The Supreme Court on Wednesday modified its 2022 order to have mandatory eco-sensitive zones of a minimum of one kilometre around national parks and wildlife sanctuaries, saying it would prevent the Union government from constructing roads and providing other facilities to those living in the areas, Live Law reported.

A three-judge bench of Justices BR Gavai, Vikram Nath and Sanjay Karol said that regulations about eco-sensitive zones cannot be uniform across the country and the judgement prohibiting all development activities within such sites is impossible to implement.

“If the direction as issued by this court in paragraph 56.5 of the order dated 3rd June 2022 is continued, then no permanent structure would be permitted to come up for whatsoever purpose in the aforesaid ESZs [eco-sensitive zones],” the court added. “Hundreds of villages are situated within the ESZs in the country. If no permanent construction is to be permitted for any purpose, a villager who is desirous to reconstruct his house would not be permitted.”

A three-judge bench of Justices L Nageswara Rao, BR Gavai and Aniruddha Bose had passed the earlier judgement, saying that the government has to act as a trustee for the benefit of the general public in relation to the natural resources so that sustainable development could be achieved in the long term.

“Such a role of the State is more relevant today, than, possibly, at any point of time in history with the threat of climate catastrophe resulting from global warming looming large,” the order had said.

But the Centre and other states, including Kerala, had approached the Supreme Court saying that the order will cause severe hardship to those living within the proposed eco-sensitive zones.

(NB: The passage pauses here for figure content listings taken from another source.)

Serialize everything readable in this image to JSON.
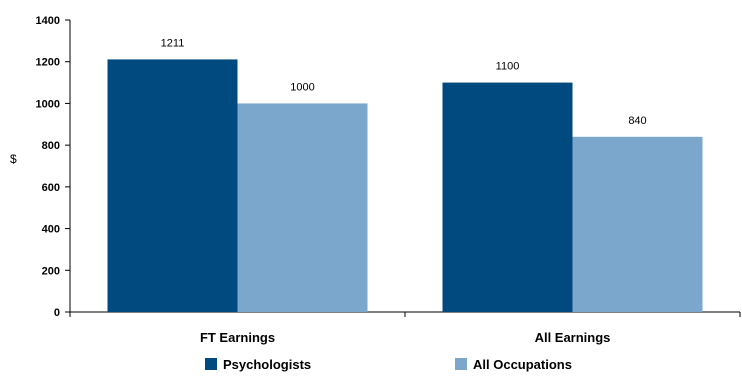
{
  "chart_data": {
    "type": "bar",
    "ylabel": "$",
    "xlabel": "",
    "ylim": [
      0,
      1400
    ],
    "yticks": [
      0,
      200,
      400,
      600,
      800,
      1000,
      1200,
      1400
    ],
    "categories": [
      "FT Earnings",
      "All Earnings"
    ],
    "series": [
      {
        "name": "Psychologists",
        "values": [
          1211,
          1100
        ],
        "color": "#004a7f"
      },
      {
        "name": "All Occupations",
        "values": [
          1000,
          840
        ],
        "color": "#7ba7cc"
      }
    ],
    "data_labels": true,
    "grid": false,
    "legend_position": "bottom"
  }
}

The court’s decision led to protests in many areas of Kerala’s Idukki, Wayanad and Pathanamthitta districts.

On Wednesday, the judges said that the purpose of declaring eco-sensitive zones is not to hamper the day-to-day activities of the citizens but meant to protect forests from any negative impact.

“If such a direction is continued, rather than avoiding man-animal conflict, it will intensify the same,” the bench said.

Therefore, the court stated that last year’s direction will not be applicable where the national parks and sanctuaries are located on inter-state borders and share common boundaries.

It will also not be applicable to eco-sensitive zones where a draft and final notification has been issued by the Ministry of Environment, Forests and Climate Change, and where proposals for such notifications have been received by the government.

The bench, however, reiterated the earlier order saying that mining will not be allowed within national parks and sanctuaries or in a 1-kilometre radius around them.